I am starting this blog because I think its time for me to start expressing myself about my hearing loss. After all, I'm 30 years old. I'm also a stay-at-home mom who is really starting to face the fact that I am deaf and basically, that this one simple fact has a ripple effect on everything--and I do mean everything--in my life.
I'm not sure where this blog will take me, but it is going to be a place to write about my feelings about my loss, share the immense difficulties of going through life with the "hidden disability" that hearing loss is. I am probably not going to share this with my friends and family just yet. I have pretty much spent the last 26 years denying my loss, to myself and to others. I have opened up about it more in the last decade, but its still a touchy subject, one fraught with raw emotion that is comparable to a gaping wound. I have spent my whole life insisting that I am not different, that I can do everything everyone else can, and ultimately at the same time feeling like I am less of a person because I can't hear.
I hope to use this blog to share, vent, educate, and possibly gather a group of readers. I know, that's contradictory to what I just said about not sharing with the people I love, but that will come in time.
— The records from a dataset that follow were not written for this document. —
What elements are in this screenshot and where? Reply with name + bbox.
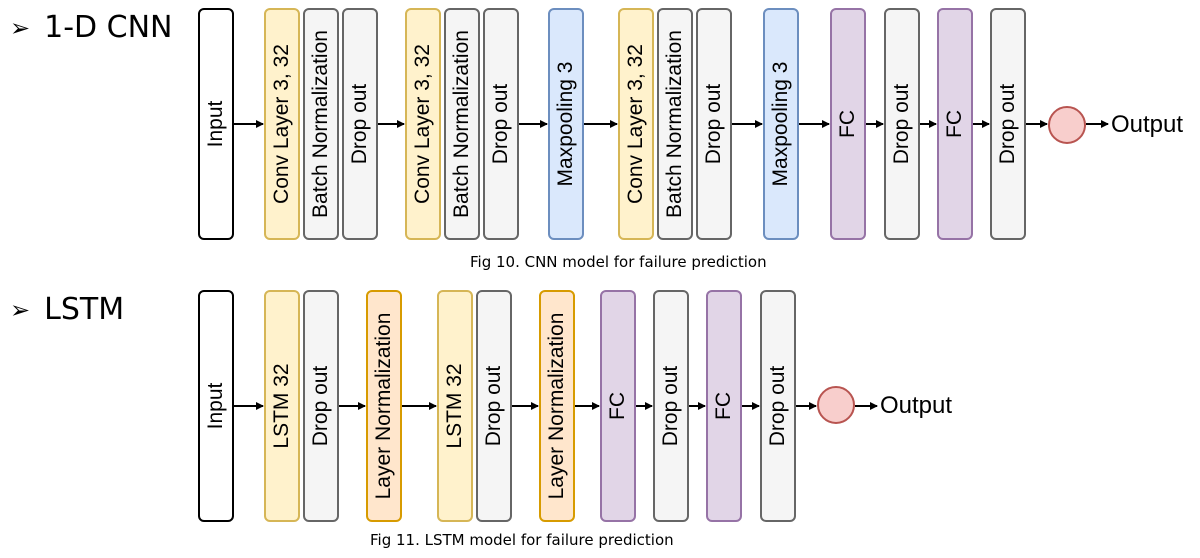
lstm-layer-dropout: Drop out: [303, 290, 339, 522]
cnn-layer-label: Drop out: [489, 83, 512, 165]
cnn-layer-dropout: Drop out: [696, 8, 732, 240]
cnn-layer-label: Batch Normalization: [663, 30, 686, 218]
cnn-layer-label: Conv Layer 3, 32: [270, 44, 293, 204]
lstm-layer-label: FC: [606, 392, 629, 420]
lstm-layer-dropout: Drop out: [653, 290, 689, 522]
cnn-layer-label: Maxpooling 3: [769, 61, 792, 187]
cnn-section-title: ➢ 1-D CNN: [10, 8, 173, 48]
cnn-layer-label: Maxpooling 3: [554, 61, 577, 187]
lstm-input-label: Input: [204, 382, 227, 430]
arrow-bullet-icon: ➢: [10, 296, 31, 324]
lstm-layer-label: Layer Normalization: [545, 312, 568, 500]
lstm-layer-fc: FC: [600, 290, 636, 522]
cnn-input-label: Input: [204, 100, 227, 148]
lstm-title: LSTM: [44, 292, 125, 327]
cnn-layer-bn: Batch Normalization: [657, 8, 693, 240]
cnn-layer-conv: Conv Layer 3, 32: [264, 8, 300, 240]
cnn-layer-fc: FC: [937, 8, 973, 240]
lstm-layer-dropout: Drop out: [760, 290, 796, 522]
cnn-layer-label: Batch Normalization: [450, 30, 473, 218]
lstm-layer-label: FC: [712, 392, 735, 420]
cnn-layer-conv: Conv Layer 3, 32: [618, 8, 654, 240]
cnn-layer-label: FC: [836, 110, 859, 138]
cnn-input-block: Input: [198, 8, 234, 240]
cnn-layer-label: Conv Layer 3, 32: [411, 44, 434, 204]
cnn-layer-label: Drop out: [890, 83, 913, 165]
cnn-layer-pool: Maxpooling 3: [763, 8, 799, 240]
cnn-layer-bn: Batch Normalization: [303, 8, 339, 240]
cnn-title: 1-D CNN: [44, 10, 173, 45]
cnn-layer-dropout: Drop out: [483, 8, 519, 240]
cnn-output-label: Output: [1111, 111, 1184, 138]
lstm-layer-label: Layer Normalization: [372, 312, 395, 500]
lstm-layer-lstm: LSTM 32: [437, 290, 473, 522]
cnn-layer-label: FC: [943, 110, 966, 138]
lstm-layer-label: Drop out: [766, 365, 789, 447]
lstm-layer-ln: Layer Normalization: [539, 290, 575, 522]
cnn-layer-fc: FC: [830, 8, 866, 240]
cnn-layer-label: Drop out: [996, 83, 1019, 165]
cnn-layer-label: Drop out: [702, 83, 725, 165]
cnn-layer-dropout: Drop out: [990, 8, 1026, 240]
cnn-layer-label: Drop out: [348, 83, 371, 165]
lstm-layer-dropout: Drop out: [476, 290, 512, 522]
lstm-input-block: Input: [198, 290, 234, 522]
lstm-section-title: ➢ LSTM: [10, 290, 124, 330]
lstm-layer-ln: Layer Normalization: [366, 290, 402, 522]
lstm-caption: Fig 11. LSTM model for failure predictio…: [370, 531, 674, 549]
lstm-layer-label: Drop out: [482, 365, 505, 447]
lstm-layer-fc: FC: [706, 290, 742, 522]
cnn-output-node: [1048, 106, 1086, 144]
cnn-layer-label: Conv Layer 3, 32: [624, 44, 647, 204]
lstm-layer-label: LSTM 32: [443, 363, 466, 449]
cnn-layer-conv: Conv Layer 3, 32: [405, 8, 441, 240]
cnn-layer-pool: Maxpooling 3: [548, 8, 584, 240]
lstm-output-label: Output: [880, 392, 953, 419]
lstm-output-node: [817, 386, 855, 424]
cnn-caption: Fig 10. CNN model for failure prediction: [470, 253, 767, 271]
arrow-bullet-icon: ➢: [10, 14, 31, 42]
lstm-layer-label: Drop out: [309, 365, 332, 447]
lstm-layer-label: LSTM 32: [270, 363, 293, 449]
lstm-layer-label: Drop out: [659, 365, 682, 447]
lstm-layer-lstm: LSTM 32: [264, 290, 300, 522]
cnn-layer-label: Batch Normalization: [309, 30, 332, 218]
cnn-layer-dropout: Drop out: [342, 8, 378, 240]
cnn-layer-bn: Batch Normalization: [444, 8, 480, 240]
cnn-layer-dropout: Drop out: [884, 8, 920, 240]
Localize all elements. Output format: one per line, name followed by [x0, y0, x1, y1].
A little more about me...I am a writer, and my life goal is to write a book. I have started many...procrastination is one of my flaws. I often think I should just write a memior about being hard of hearing...but then I feel...I can't. I can't share those feelings. I don't want people to know how much it cuts into my entire being. And yet...here I am blogging!!
I am not interested in a Cochlear implant for several reasons. They are shallow and not-shallow. I don't want my head cut open. I don't want to wear wires for all the world to see (yes, I know hearing aids are visible to all the world too, but I am used to that.) I am terrified that it wouldn't work. I am afraid of putting all my hope into it and then...being disapointed. More realistically, having been HOH for most of my life, the rehabilitation part of the procedure sounds long and daunting...and virtually impossible to fit into my life as a wife and mom. I don't feel that I'd have enough actual support...not that I don't have people who are supportive, but the idea of having to take a year off doesn't really appeal to me.
I am also not interested in the "deaf culture". For me, this seems like you are basically taking your loss and making it your whole identity...and I do not want that. I want to be fabulous in spite of my loss, not because of it. I know this is not the popular opinion of deaf people.
At the same time...I want to take more charge of my hearing loss. I don't want to settle for "just okay" if there is something better. I don't want to suffer in silence anymore, no pun intended!!
I will probably start to post on this blog more frequently, and hope that by doing so I can network with other people who share my feelings and struggles.